In San Rafael del Sur wurde das Problem sexualisierter Gewalt gegenüber Frauen und Minderjährigen erstmals 2009 im Rahmen des FOMEDUSA-Projekts zur Förderung der Gesundheit von Frauen und Kindern aufgegriffen. Im Rahmen des FOMEDUSA-Projekts wurde neben den Themenkomplexen der Familienplanung, der Schwangerschaftsberatung und der Vermeidung von HIV/AIDS und anderen Geschlechtskrankheiten auch das Phänomen verbreiteter sexualisierter Gewalt zur Sprache gebracht, um das bestehende Tabu in der öffentlichen Diskussion zu durchbrechen.

 

Das Projekt

In San Rafael del Sur wurde das Problem sexualisierter Gewalt gegenüber Frauen und Minderjährigen erstmals 2009 im Rahmen des FOMEDUSA-Projekts zur Förderung der Gesundheit von Frauen und Kindern aufgegriffen. Im Rahmen des FOMEDUSA-Projekts wurde neben den Themenkomplexen der Familienplanung, der Schwangerschaftsberatung und der Vermeidung von HIV/AIDS und anderen Geschlechtskrankheiten auch das Phänomen verbreiteter sexualisierter Gewalt zur Sprache gebracht, um das bestehende Tabu in der öffentlichen Diskussion zu durchbrechen. Die genauen Maßnahmen sind unter dem Stichpunkt FOMEDUSA nachzulesen.

 

Alle Aktionen beschränkten sich allerdings auf den städtischen Sektor. Die öffentliche Resonanz war erheblich und hat die mit diesem Thema befassten Organisationen zu dem Entschluss ermutigt, ihre Aktivitäten stärker zu koordinieren und auszuweiten. Denn noch wichtiger als im städtischen Bereich ist eine entsprechende Aufklärungsarbeit in den ländlichen Gebieten von San Rafael del Sur und Villa El Carmen. Hier ist der traditionelle Machismus mit seinen negativen Folgen tief verwurzelt. Dies wird insbesondere an der großen Anzahl von Schwangeren unter 18 Jahren deutlich, welche die für die Gesamtheit der Region gültige Quote von minderjährigen Schwangeren (25%) in den ländlichen Gebieten deutlich übertrifft (ca. 40%);  in einzelnen Fällen haben auch 12 – 13jährige bereits eigene Kinder. Der dahinterstehende Missbrauch wird jedoch nicht thematisiert.

 

Die mit dem Thema befassten Organisationen haben sich daher mit einem entsprechend skizzierten Projektvorschlag, die mit dem FOMEDUSA-Projekt begonnene Aufklärungsarbeit schwerpunktmäßig auf die ländlichen Gebiete auszuweiten, an CEDRU und den Verein gewandt, dem wir mit der siebenmonatigen Kampagne zur Ächtung sexueller Gewalt gegenüber Frauen und Kindern in San Rafael del Sur nachgekommen sind.

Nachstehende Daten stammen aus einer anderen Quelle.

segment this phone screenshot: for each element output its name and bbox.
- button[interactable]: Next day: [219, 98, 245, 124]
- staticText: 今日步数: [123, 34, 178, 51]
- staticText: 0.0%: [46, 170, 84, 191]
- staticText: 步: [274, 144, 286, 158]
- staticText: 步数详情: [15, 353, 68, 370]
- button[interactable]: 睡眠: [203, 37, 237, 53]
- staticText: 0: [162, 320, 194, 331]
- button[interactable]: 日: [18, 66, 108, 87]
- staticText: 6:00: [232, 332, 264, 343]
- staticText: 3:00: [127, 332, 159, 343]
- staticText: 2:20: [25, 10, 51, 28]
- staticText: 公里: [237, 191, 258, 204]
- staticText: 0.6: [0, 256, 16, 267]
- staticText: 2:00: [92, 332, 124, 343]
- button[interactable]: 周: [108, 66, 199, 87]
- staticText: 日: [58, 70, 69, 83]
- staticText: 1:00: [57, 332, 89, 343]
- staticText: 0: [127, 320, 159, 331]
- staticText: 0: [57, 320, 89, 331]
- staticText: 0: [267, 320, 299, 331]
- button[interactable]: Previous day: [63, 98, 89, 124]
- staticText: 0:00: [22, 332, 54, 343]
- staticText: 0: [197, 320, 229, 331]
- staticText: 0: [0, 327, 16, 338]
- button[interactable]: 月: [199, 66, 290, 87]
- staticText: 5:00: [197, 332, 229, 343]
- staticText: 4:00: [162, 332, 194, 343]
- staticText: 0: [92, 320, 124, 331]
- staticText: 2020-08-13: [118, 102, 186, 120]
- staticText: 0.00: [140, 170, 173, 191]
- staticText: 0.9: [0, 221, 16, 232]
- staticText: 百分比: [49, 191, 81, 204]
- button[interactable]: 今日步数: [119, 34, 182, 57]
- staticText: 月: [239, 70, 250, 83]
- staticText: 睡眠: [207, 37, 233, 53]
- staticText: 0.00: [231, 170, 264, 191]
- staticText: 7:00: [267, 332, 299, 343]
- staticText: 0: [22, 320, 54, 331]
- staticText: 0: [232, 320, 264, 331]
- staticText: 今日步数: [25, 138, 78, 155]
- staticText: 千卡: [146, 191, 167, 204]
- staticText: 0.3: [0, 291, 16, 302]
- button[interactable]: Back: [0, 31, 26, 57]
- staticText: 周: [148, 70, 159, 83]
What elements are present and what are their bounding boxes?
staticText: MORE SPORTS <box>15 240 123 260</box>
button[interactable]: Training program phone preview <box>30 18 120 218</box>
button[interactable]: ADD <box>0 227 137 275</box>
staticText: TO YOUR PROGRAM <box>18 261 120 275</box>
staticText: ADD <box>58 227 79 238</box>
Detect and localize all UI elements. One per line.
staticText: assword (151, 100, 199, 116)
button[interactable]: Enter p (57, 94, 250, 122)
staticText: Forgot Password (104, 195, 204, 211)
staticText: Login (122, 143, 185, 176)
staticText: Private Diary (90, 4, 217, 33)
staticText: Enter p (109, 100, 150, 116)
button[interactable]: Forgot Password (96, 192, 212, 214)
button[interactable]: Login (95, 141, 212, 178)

Dass auch der nicaraguanische Staat die Bedeutung des Themas für die gesellschaftliche Entwicklung erkannt hat, kommt in der Einrichtung eines Sonderkommissariats für Frauen und Kinder zum Ausdruck, das im August 2009 in San Rafael del Sur eingerichtet wurde und ausschließlich für Fälle sexualisierter Gewalt zuständig ist. Das Kommissariat soll Opfern sexualisierter Gewalt als geschützter Raum für Anzeigen und juristische und psychische Beratung zur Verfügung stehen und ist als selbständige Institution nicht der lokalen Polizeistruktur untergeordnet. Das gesamte Personal ist weiblich, neben einigen wenigen polizeilichen Einsatzkräften ist das Kommissariat auch mit einer Juristin, einer Sozialarbeiterin und einer Psychologin besetzt. Das Konzept der Arbeit ist auf Öffentlichkeitsarbeit, Prävention, Schutz vor Gewalt und Missbrauch, Unterstützung der Opfer sowie Strafverfolgung ausgerichtet.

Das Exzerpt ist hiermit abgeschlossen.